I remember gazing at the screen of Acornsoft’s Elite in my childhood wondering what the code behind those 3D images looked like.
How did they rotate like that? How did it know which lines to hide? And more importantly where I can get a good price for this cargo hold of radio-actives and platinum?
Scouring through magazines, books and the library revealed nothing. Where on Lave was this elusive magic formula?
My programming continued on a more serious tract writing first silly hacks and demo’s, then utilities and into business software as an actual paid job. In my spare time I knocked out some other developer tools, utilities, drivers and even a Flash game of pool for a National Lottery.
3D remained the elusive beast long after the information became available to me. Matrices were not something my mind wanted to grasp a second time.
We’d actually hoped to write a game a long time ago when we were younger and less informed about how much work that would involve. The only thing that survived was the company name I still use for my consulting work – Envy Technologies.
Ogre looked promising. Object-oriented design meant it could hide most of the complexity and let me get on with high-level concepts and setting properties.
If only my degree wasn’t in the way!
Still I had a play and then the lure of Microsoft’s XNA came along.
Based on .NET Framework 2 and C# – the very two technologies I use day-in day-out to write those aforementioned serious apps. Write a game once and deploy it to the PC and Xbox 360 and from C# – a more enjoyable experience than the last C++ stuff I did (under DOS!)
XNA has been interesting to mess with at least on the 3D front. I’ve managed with not too much effort to plot a pyramid on the screen using co-ordinates I figured out, get it bobbing about a bit and changing the color via vertex and pixel shaders respectively and even get it and the viewpoint spinning round from the 360 controller.
From there on you find yourself soon needing features that aren’t there and you have to build yourself or acquire an engine to do it. The managed nature of XNA means that any engine you want to use will have to be specifically written for XNA itself – I guess Garage Games is hoping to cash in once XNA 1.0 gets out with their XNA engine Torque X.

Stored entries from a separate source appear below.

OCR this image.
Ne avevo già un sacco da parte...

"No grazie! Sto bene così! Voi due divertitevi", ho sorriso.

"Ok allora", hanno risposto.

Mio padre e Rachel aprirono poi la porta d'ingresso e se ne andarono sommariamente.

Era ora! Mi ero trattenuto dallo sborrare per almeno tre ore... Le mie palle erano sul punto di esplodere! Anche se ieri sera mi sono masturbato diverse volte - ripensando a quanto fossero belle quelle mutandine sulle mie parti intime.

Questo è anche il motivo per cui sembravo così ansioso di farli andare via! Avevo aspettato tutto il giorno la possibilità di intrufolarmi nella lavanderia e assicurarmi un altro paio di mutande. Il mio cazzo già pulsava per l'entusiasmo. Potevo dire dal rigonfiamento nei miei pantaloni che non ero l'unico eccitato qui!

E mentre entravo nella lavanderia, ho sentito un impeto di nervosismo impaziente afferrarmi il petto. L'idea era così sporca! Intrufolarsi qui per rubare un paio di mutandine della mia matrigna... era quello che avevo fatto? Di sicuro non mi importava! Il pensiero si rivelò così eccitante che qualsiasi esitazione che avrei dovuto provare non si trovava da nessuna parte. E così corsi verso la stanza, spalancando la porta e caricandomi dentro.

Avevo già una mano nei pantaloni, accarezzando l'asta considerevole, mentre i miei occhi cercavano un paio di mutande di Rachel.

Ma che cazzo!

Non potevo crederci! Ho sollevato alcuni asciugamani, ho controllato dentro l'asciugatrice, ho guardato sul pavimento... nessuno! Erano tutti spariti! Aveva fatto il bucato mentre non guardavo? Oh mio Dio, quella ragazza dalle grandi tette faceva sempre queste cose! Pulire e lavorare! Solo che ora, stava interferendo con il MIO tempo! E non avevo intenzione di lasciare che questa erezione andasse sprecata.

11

Steve popped round this weekend for a chat about the usual geek topics we discuss I was very grateful that he lent me one of his complementary copies of Pro Ogre 3D Programming (he was technical reviewer and wrote the foreword).
I’m only at the end of Chapter 3 so far and with the exception of wondering what Scene Graphs were I’m still following everything.
Maybe I’ll be able to escape my 2D prison soon.